I more remember the feeling of Adria crowning, of her little head coming all the way out, followed by her little shoulders and arms than remember seeing it happen. I feel like I opened my eyes in the middle of this whirlwind, and there was my baby, partly brought into the world as I still labored, and I couldn't fathom it. She was really here, she was really out, this work was really bringing her home to us. One final hurrah and she was out and born, and overwhelmed and overcame, I started to cry--hard, body-rocking, overwhelmed tears of joy. I just couldn't make sense of it all, the whole day's events, God's grace and mercy and perfect provision for our labor at home, for leaving when we did to make it to the hospital, for the worst of labor/transition to happen in the car on the way to the hospital, for the delivery to go so quickly and seamlessly, for Jason to get to deliver our child, and for the perfect little body that was laid on my chest, crying right along with me.

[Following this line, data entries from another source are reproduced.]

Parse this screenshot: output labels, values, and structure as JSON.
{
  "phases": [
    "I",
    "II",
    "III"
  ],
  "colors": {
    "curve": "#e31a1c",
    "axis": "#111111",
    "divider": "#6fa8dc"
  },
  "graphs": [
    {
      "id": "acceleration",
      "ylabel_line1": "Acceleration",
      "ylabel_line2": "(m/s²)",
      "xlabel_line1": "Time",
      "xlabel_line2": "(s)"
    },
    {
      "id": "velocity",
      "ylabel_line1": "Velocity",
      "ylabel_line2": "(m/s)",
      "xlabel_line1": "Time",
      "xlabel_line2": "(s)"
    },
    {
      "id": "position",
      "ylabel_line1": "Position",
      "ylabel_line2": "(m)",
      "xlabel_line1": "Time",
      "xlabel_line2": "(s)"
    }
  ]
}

Adria Marie King was born at 2:38 p.m. 10/11/10, weighing 8 lbs 3 oz, 20 inches long. We labored at home for 12 hours, and within one hour of arriving at the hospital, and within 3 pushing contractions, she was born! She is strong and beautiful. She is healthy and happy. We are still learning each other, but we are already learning each other. I continue to be surprised at the delight she brings, and how I am newly impressed and taken in each time I get to really observe her. I don't believe in too much perfection in this present world, but am confident in the Lord that she is perfect. Our experience was perfect. Because it was unquestionably from the Lord, bringing our little Adria Marie into this world was perfect.